The Word for today:
Yesterday, we listed the New Testament "books" (actually letters) written by Paul. Let's review:
Romans, 1 and 2 Corinthians , Galatians, Ephesians, Philippians, Colossians, 1 and 2 Thessalonians, 1 and 2 Timothy, Titus, Philemon, and Hebrews (1).
These letters constitute half of the New Testament titles. Here's how they came to be...
The Apostle Paul was the first to launch an organized effort to reach the Roman world with the gospel. In the process he developed an effective strategy.
Traveling with a team rather than alone, he went to areas where the gospel had not been preached. He would typically launch his campaign from an area's major city. Because of his regard for fellow Jews (and because any Gentiles there had some familiarity with Old Testament scriptures) he would speak first at the area's Jewish synagogues (which had been established throughout the Roman world.)
Those who responded to the gospel formed the nucleus of a local church. Paul and his team would then spend months or occasionally years teaching these new believers. Persecution inevitably developed, at which time the missionary team moved on, trusting the fledgling church to the Holy Spirit. It would then be up to these new believers to reach the outlying areas.

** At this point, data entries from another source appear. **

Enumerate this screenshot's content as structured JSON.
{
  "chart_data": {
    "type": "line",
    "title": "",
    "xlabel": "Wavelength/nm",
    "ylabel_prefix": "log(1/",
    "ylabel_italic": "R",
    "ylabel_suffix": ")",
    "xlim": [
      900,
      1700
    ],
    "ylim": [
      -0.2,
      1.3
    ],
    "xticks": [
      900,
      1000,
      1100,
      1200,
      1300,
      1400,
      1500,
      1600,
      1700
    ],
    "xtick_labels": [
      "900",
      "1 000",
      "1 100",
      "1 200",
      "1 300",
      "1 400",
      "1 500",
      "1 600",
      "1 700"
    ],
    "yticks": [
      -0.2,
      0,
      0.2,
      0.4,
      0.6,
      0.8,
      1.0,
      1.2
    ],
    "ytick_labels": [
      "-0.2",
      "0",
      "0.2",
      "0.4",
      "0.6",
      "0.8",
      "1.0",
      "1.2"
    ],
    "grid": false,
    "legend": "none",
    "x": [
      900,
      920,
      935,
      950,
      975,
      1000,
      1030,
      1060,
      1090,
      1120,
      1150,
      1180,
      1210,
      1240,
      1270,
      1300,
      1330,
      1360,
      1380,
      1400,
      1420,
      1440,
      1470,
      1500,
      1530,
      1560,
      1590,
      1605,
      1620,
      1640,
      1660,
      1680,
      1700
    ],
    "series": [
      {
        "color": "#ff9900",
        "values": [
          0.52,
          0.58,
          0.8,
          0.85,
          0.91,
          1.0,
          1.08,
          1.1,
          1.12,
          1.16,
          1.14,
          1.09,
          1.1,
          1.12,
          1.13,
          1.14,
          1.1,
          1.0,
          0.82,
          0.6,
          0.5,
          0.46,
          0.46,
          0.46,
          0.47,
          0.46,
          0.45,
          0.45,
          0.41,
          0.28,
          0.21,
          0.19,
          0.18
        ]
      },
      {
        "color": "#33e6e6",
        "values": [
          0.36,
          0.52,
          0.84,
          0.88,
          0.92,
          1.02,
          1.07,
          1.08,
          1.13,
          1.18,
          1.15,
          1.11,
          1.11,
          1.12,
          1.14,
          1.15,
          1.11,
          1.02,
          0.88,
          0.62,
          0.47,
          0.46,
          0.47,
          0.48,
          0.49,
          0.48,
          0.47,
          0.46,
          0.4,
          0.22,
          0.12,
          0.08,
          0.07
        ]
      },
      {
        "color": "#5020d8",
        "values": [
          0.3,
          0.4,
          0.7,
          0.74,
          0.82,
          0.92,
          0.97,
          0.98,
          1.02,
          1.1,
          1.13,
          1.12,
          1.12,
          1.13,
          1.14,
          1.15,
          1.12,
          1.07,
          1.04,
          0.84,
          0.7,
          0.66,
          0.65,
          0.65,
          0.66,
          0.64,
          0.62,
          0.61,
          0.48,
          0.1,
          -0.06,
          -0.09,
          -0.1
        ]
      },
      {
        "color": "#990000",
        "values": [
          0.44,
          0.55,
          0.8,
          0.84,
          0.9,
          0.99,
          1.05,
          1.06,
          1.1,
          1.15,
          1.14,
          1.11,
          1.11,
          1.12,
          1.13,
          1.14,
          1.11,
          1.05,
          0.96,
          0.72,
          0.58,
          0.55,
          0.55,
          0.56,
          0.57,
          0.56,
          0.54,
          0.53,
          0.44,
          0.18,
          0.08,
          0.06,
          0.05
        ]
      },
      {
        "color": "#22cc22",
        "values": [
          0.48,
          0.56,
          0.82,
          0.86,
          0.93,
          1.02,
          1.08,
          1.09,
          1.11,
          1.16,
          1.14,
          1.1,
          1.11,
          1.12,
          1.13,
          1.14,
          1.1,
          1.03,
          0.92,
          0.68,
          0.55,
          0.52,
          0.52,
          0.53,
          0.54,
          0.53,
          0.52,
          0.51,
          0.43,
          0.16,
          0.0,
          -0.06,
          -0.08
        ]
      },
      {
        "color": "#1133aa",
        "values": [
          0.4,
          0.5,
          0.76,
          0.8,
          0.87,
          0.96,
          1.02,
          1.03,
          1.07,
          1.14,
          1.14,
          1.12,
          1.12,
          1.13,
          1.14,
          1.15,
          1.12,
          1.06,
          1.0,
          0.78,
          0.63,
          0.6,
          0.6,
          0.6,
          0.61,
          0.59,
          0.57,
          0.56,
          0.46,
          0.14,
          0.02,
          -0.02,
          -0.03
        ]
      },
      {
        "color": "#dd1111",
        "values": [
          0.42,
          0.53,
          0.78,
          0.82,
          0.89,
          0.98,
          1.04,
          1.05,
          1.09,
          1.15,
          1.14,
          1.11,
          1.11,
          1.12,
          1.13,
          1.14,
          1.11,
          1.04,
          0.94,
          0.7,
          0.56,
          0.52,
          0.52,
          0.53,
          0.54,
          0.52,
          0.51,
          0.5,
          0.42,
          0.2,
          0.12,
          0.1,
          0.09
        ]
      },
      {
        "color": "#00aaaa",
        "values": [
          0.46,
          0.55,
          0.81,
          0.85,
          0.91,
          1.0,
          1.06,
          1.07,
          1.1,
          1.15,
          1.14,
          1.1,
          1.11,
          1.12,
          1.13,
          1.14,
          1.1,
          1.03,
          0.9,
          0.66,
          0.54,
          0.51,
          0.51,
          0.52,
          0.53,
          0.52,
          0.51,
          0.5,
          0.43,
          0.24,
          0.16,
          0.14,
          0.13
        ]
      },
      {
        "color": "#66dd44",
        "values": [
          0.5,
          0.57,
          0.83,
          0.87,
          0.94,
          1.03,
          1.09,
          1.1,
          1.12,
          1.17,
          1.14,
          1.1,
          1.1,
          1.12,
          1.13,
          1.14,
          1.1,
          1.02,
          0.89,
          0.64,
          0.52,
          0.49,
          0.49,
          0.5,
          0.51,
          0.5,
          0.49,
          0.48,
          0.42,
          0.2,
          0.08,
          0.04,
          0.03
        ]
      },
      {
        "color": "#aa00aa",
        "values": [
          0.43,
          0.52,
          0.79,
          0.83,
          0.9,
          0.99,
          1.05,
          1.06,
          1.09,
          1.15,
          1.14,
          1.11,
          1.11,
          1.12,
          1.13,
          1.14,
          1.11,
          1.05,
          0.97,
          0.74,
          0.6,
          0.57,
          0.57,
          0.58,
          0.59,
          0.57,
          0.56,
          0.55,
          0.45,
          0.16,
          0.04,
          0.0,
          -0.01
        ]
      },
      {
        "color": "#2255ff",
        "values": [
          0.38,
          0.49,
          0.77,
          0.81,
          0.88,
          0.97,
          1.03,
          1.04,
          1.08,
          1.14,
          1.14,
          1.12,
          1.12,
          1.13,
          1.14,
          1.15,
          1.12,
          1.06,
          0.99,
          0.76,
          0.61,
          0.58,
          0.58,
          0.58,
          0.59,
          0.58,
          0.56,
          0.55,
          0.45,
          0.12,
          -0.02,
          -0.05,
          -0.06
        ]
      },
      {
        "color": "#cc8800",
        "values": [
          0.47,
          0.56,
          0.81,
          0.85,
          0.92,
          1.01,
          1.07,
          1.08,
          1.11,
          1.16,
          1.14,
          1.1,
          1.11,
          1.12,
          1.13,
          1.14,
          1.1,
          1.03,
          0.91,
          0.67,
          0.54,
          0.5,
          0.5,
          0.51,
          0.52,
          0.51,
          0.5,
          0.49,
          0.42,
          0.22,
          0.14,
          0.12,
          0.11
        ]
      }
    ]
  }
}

Later on, Paul's team or his representatives revisited the young church. Those who had emerged as spiritual leaders were appointed as elders and the church was given additional teaching.
When a visit was not possible or when Paul heard of special problems, he often wrote a letter of instruction and guidance to the congregation. Some of these letters found their way into your Bible.
As we watch the church being born in Acts, we are also watching scripture in-the-making.